Plus qu’une compétition, une célébration culturelle

Au-delà des compétitions diffusées en direct, le festival proposait un espace retrogaming particulièrement apprécié. Consoles des années 80 et 90, bornes d’arcade, cartouches poussiéreuses : un véritable voyage dans le temps qui a séduit les visiteurs de tous âges. Les plus jeunes découvraient avec étonnement les graphismes pixelisés de leurs aînés, tandis que ces derniers retrouvaient avec émotion les sensations de leur adolescence.

La section dédiée aux studios indépendants de Nouvelle-Aquitaine offrait également une vitrine précieuse aux créateurs locaux. Plusieurs développeurs ont pu présenter leurs projets en cours, échanger avec le public et même recruter des beta-testeurs. Une opportunité rare dans une région où l’industrie du jeu vidéo peine encore à atteindre la visibilité des pôles parisien ou lyonnais.

Le concours cosplay du dimanche a constitué l’un des moments forts du week-end. Une vingtaine de participants ont défilé sur scène, costumes confectionnés à la main, certains nécessitant plusieurs mois de travail. La reproduction d’un personnage de Zelda: Tears of the Kingdom a particulièrement marqué les esprits, témoignant du talent et de la minutie des passionnés présents.

Des débats qui posent les bonnes questions

Les tables rondes organisées en marge des tournois ont également trouvé leur public. Les discussions sur l’avenir de l’eSport en France, la création de jeux indépendants et l’éthique dans le streaming ont attiré plusieurs dizaines de personnes, avides de comprendre les enjeux d’une industrie en pleine mutation.

Ces conférences ont permis d’aborder des sujets rarement évoqués dans les événements grand public : la précarité des joueurs professionnels, les difficultés de financement des studios indépendants, ou encore les dérives potentielles du marketing d’influence.
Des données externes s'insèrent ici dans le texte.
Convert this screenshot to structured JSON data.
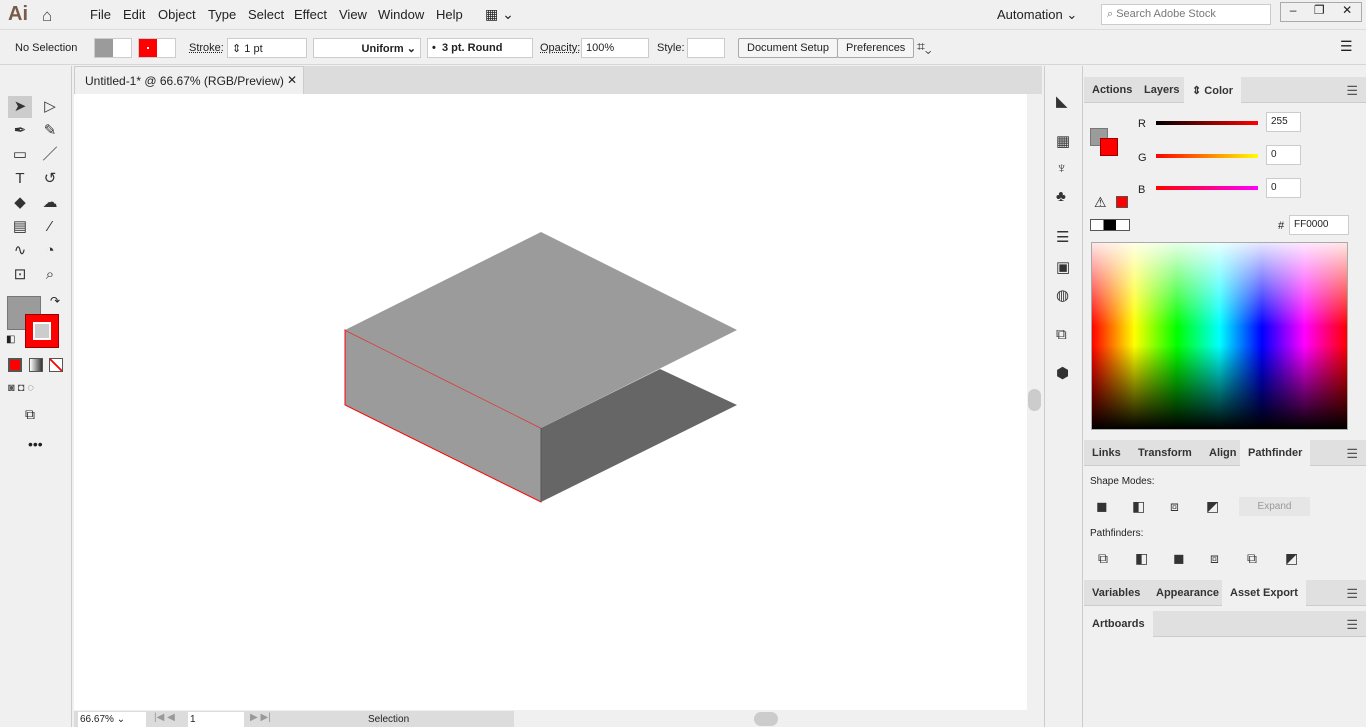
{
  "app": {
    "logo": "Ai",
    "menu": [
      "File",
      "Edit",
      "Object",
      "Type",
      "Select",
      "Effect",
      "View",
      "Window",
      "Help"
    ],
    "workspace": "Automation",
    "search_placeholder": "Search Adobe Stock"
  },
  "control": {
    "selection": "No Selection",
    "stroke_label": "Stroke:",
    "stroke_weight": "1 pt",
    "profile": "Uniform",
    "brush": "3 pt. Round",
    "opacity_label": "Opacity:",
    "opacity": "100%",
    "style_label": "Style:",
    "document_setup": "Document Setup",
    "preferences": "Preferences"
  },
  "document": {
    "tab_title": "Untitled-1* @ 66.67% (RGB/Preview)",
    "fill_color": "#9b9b9b",
    "stroke_color": "#ff0000"
  },
  "status": {
    "zoom": "66.67%",
    "artboard": "1",
    "mode": "Selection"
  },
  "panels": {
    "top_tabs": [
      "Actions",
      "Layers",
      "Color"
    ],
    "color": {
      "r_label": "R",
      "g_label": "G",
      "b_label": "B",
      "r": "255",
      "g": "0",
      "b": "0",
      "hash": "#",
      "hex": "FF0000"
    },
    "mid_tabs": [
      "Links",
      "Transform",
      "Align",
      "Pathfinder"
    ],
    "pathfinder": {
      "shape_modes": "Shape Modes:",
      "expand": "Expand",
      "pathfinders": "Pathfinders:"
    },
    "lower_tabs": [
      "Variables",
      "Appearance",
      "Asset Export"
    ],
    "artboards_tab": "Artboards"
  }
}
Des échanges de qualité qui ont contribué à donner une dimension réflexive à un événement qui aurait pu se contenter du spectacle.

Des ambitions déjà affichées pour 2026

Côté chiffres, l’organisation revendique 3 200 visiteurs sur deux jours, près de 500 participants aux différents tournois et vingt-deux exposants. Des résultats encourageants pour les équipes de CritiqueJeu, qui annoncent déjà vouloir reconduire l’événement l’année prochaine, avec un format élargi. Paul Lenglet évoque notamment l’ajout de nouvelles disciplines et la création d’un espace professionnel dédié aux studios régionaux.

Cette volonté d’expansion témoigne d’une certaine confiance, mais soulève aussi des questions. Le modèle économique du festival, basé sur la gratuité et le sponsoring, sera-t-il soutenable à long terme ? La métropole bordelaise dispose-t-elle des infrastructures nécessaires pour accueillir un événement de plus grande ampleur ? Autant d’interrogations auxquelles la prochaine édition devra répondre.

Reste à savoir si Bordeaux parviendra à s’imposer durablement sur une scène eSport française déjà bien établie ailleurs. Mais pour une première, le pari semble en tout cas tenu. Le CritiqueJeu Gaming Festival a démontré qu’il existait un public, une envie et un potentiel dans le Sud-Ouest. À suivre.